Augusta, Ga – Research from the Medical College of Georgia at Georgia Health Sciences University (GHSU) indicate that cochlear implants may be a safe and effective option for some organ transplant patients who have lost their hearing due to their transplant-related drug regime.
The antibiotics and immunosuppressive drugs required by organ transplant patients can sometimes cause deafness, explained Dr Brian J. McKinnon, otologist and neurotologist at GHSU.
Antibiotics can destroy the finite number of dark cells in the inner ear. These cells produce the minute amount of fluid needed to help convert sound waves to neural impulses the brain can interpret. Apparently, these dark cells are very metabolically active, and antibiotics are designed to interfere with bacteria’s metabolic activity.
“When you destroy the ability to make fluid, the system no longer functions,” McKinnon said. Any sound patients may hear is incomprehensible.
Drugs that keep the immune system from attacking a transplanted organ can also leave the inner ear vulnerable to infection. In fact, cochlear implant patients typically get vaccinations to bolster their immune response to common infections since an electrode, connecting the device to the inner ear, can become a highway for bacteria and viruses. “If you do make the immune system work better, they may reject their organ,” McKinnon notes.
Consequently, only a few transplant patients worldwide have gotten cochlear implants. However, the new, small retrospective study provides more evidence that patients can restore their hearing without additional health risks if they wait at least 6 months after the organ transplant and take the right antibiotic before and after the cochlear implant procedure, McKinnon said. He and Dr Kenneth C. Iverson, chief resident in otolaryngology at GHSU, are co-authors of the study published in the American Journal of Otolaryngology. Two previous studies described experience with less than a dozen total patients.
The GHSU study focuses on two patients, including a 47-year-old woman who developed profound hearing loss 5 years after receiving a kidney from a living family member, when a severe infection put her in intensive care and required several powerful antibiotics. She received a cochlear implant 18 months after the infection and 6 years after her transplant; her treatment included an intravenous antibiotic before the surgery and an oral antibiotic for a week afterward, as well as continuation of her usual transplant-related medications. Her hearing was essentially normal 13 months later. She died 2 years after her implant from an unrelated health problem.
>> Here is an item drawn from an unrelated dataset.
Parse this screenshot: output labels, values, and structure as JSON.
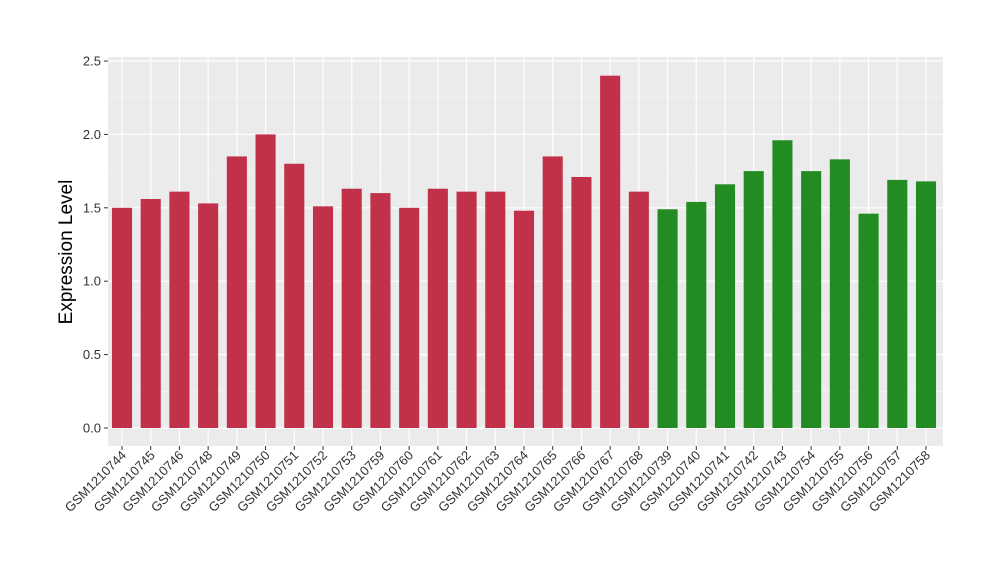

A 50-year-old man, who received a kidney from a deceased donor, experienced profound hearing loss 6 weeks after a severe brain infection. He received a cochlear implant seven months after his transplant and similar antibiotic therapy. About 75% of his hearing was restored 14 months later.
“This study adds to the growing evidence that successful cochlear implantation can be achieved in appropriately selected renal transplant patients,” McKinnon and Iverson write. They have continued to use the device selectively in transplant patients and plan a larger, retrospective study.